In a resolution lawmakers passed in Abuja on Thursday, they listed the Lagos-Ibadan Expressway as one of the roads the government must not treat with levity because of its “strategic economic importance.”
Other roads that need major repairs, according to the lawmakers, are Abuja-Lokoja-Okene road; Makurdi-Otukpo-9th Mile-Enugu road; Owo-Kare-Kabba road; Ikare-Omuo-Kabba road; Enugu-Awka-Onitsha road; Okene-Obajana road; Ikpele-Kabba road; and Okigwe-Umuahia road.
They called for immediate “measures” to rehabilitate or reconstruct the roads to reduce the suffering and risks faced by road users.
The House said the risks included fatal accidents and insecurity associated with robberies and kidnapping.
A member of the House, Mr. Segun Adekola, who moved a motion on the dilapidated state of the roads, said roads were the most used means of transportation in the country.

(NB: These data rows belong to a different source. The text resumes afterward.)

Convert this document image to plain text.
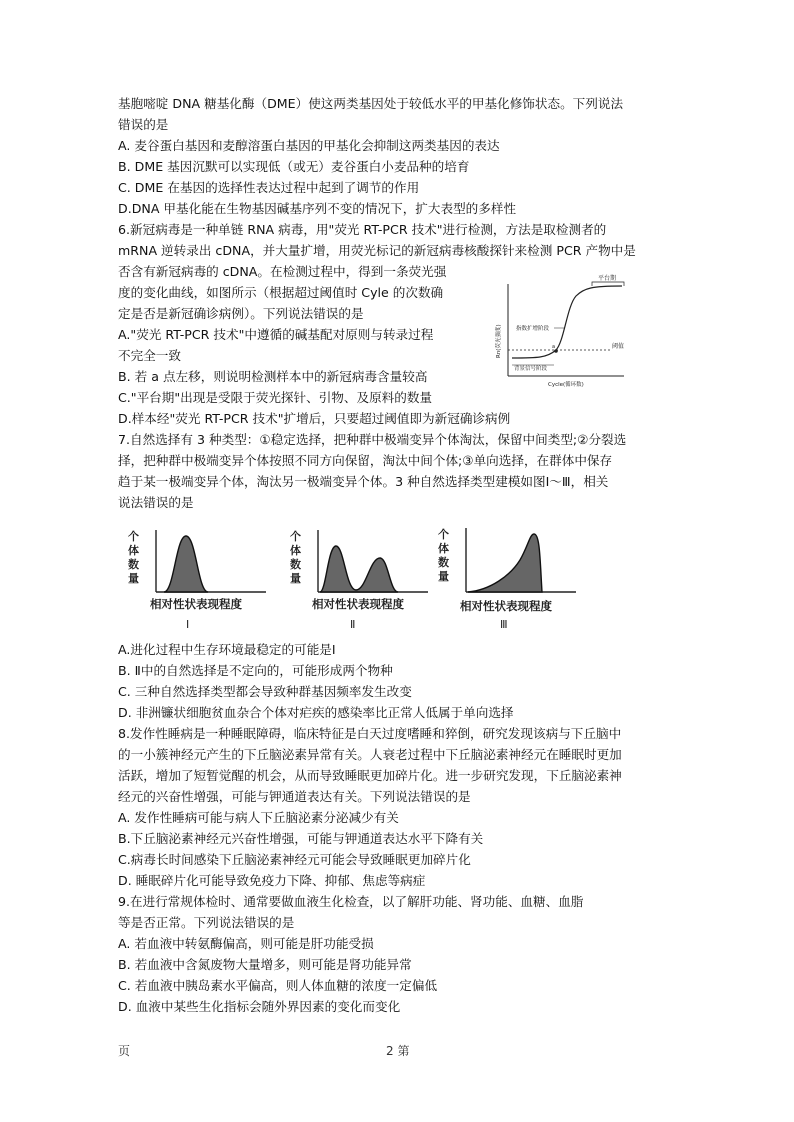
基胞嘧啶 DNA 糖基化酶（DME）使这两类基因处于较低水平的甲基化修饰状态。下列说法
错误的是
A. 麦谷蛋白基因和麦醇溶蛋白基因的甲基化会抑制这两类基因的表达
B. DME 基因沉默可以实现低（或无）麦谷蛋白小麦品种的培育
C. DME 在基因的选择性表达过程中起到了调节的作用
D.DNA 甲基化能在生物基因碱基序列不变的情况下，扩大表型的多样性
6.新冠病毒是一种单链 RNA 病毒，用"荧光 RT-PCR 技术"进行检测，方法是取检测者的
mRNA 逆转录出 cDNA，并大量扩增，用荧光标记的新冠病毒核酸探针来检测 PCR 产物中是
否含有新冠病毒的 cDNA。在检测过程中，得到一条荧光强
度的变化曲线，如图所示（根据超过阈值时 Cyle 的次数确
定是否是新冠确诊病例）。下列说法错误的是
A."荧光 RT-PCR 技术"中遵循的碱基配对原则与转录过程
不完全一致
B. 若 a 点左移，则说明检测样本中的新冠病毒含量较高
C."平台期"出现是受限于荧光探针、引物、及原料的数量
D.样本经"荧光 RT-PCR 技术"扩增后，只要超过阈值即为新冠确诊病例
平台期
指数扩增阶段
背景信号阶段
阈值
a
Cycle(循环数)
Rn(荧光强度)
7.自然选择有 3 种类型：①稳定选择，把种群中极端变异个体淘汰，保留中间类型;②分裂选
择，把种群中极端变异个体按照不同方向保留，淘汰中间个体;③单向选择，在群体中保存
趋于某一极端变异个体，淘汰另一极端变异个体。3 种自然选择类型建模如图Ⅰ～Ⅲ，相关
说法错误的是
个
体
数
量
相对性状表现程度
Ⅰ
个
体
数
量
相对性状表现程度
Ⅱ
个
体
数
量
相对性状表现程度
Ⅲ
A.进化过程中生存环境最稳定的可能是Ⅰ
B. Ⅱ中的自然选择是不定向的，可能形成两个物种
C. 三种自然选择类型都会导致种群基因频率发生改变
D. 非洲镰状细胞贫血杂合个体对疟疾的感染率比正常人低属于单向选择
8.发作性睡病是一种睡眠障碍，临床特征是白天过度嗜睡和猝倒，研究发现该病与下丘脑中
的一小簇神经元产生的下丘脑泌素异常有关。人衰老过程中下丘脑泌素神经元在睡眠时更加
活跃，增加了短暂觉醒的机会，从而导致睡眠更加碎片化。进一步研究发现，下丘脑泌素神
经元的兴奋性增强，可能与钾通道表达有关。下列说法错误的是
A. 发作性睡病可能与病人下丘脑泌素分泌减少有关
B.下丘脑泌素神经元兴奋性增强，可能与钾通道表达水平下降有关
C.病毒长时间感染下丘脑泌素神经元可能会导致睡眠更加碎片化
D. 睡眠碎片化可能导致免疫力下降、抑郁、焦虑等病症
9.在进行常规体检时、通常要做血液生化检查，以了解肝功能、肾功能、血糖、血脂
等是否正常。下列说法错误的是
A. 若血液中转氨酶偏高，则可能是肝功能受损
B. 若血液中含氮废物大量增多，则可能是肾功能异常
C. 若血液中胰岛素水平偏高，则人体血糖的浓度一定偏低
D. 血液中某些生化指标会随外界因素的变化而变化
页	2 第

He also blamed the poor state of most roads on inadequate budgetary allocations by the government.
The motion, which was generally supported, read in part, “The House is aware that the absence of a railway system covering the length of the country makes road transportation the most widely available means of movement from one part of the country to another, putting immense pressure on the road network.
“The House observes that the zero budgeting system being implemented by the Federal Government is hampering effective rehabilitation and construction of roads in the country, given that there is no alternative means of funding this critical sector.”
The plenary session, which was presided over by the Speaker, Mr. Yakubu Dogara, directed its committee on works to ascertain the level of implementation of the contracts awarded for roads since 2007.
A second motion, which sought to ask the government to concession the Gele-Gele Seaport to the Edo State Government, failed.
A lawmaker from Edo State, Mr. Johnson Agbonayinma, who moved the motion, also sought to declare the port an “export and import free trade zone.”
But, after Agbonayinma laboured to argue the motion, his colleagues rejected it.
Some members observed that waterways were matters under the Exclusive List, which made the port the sole property of the Federal Government.
Although, Dogara advised Agbonayinma to consider withdrawing the motion for more consultations, the lawmaker declined, insisting that it should be put to vote.
When the Speaker called for the votes, the motion failed in a majority voice vote.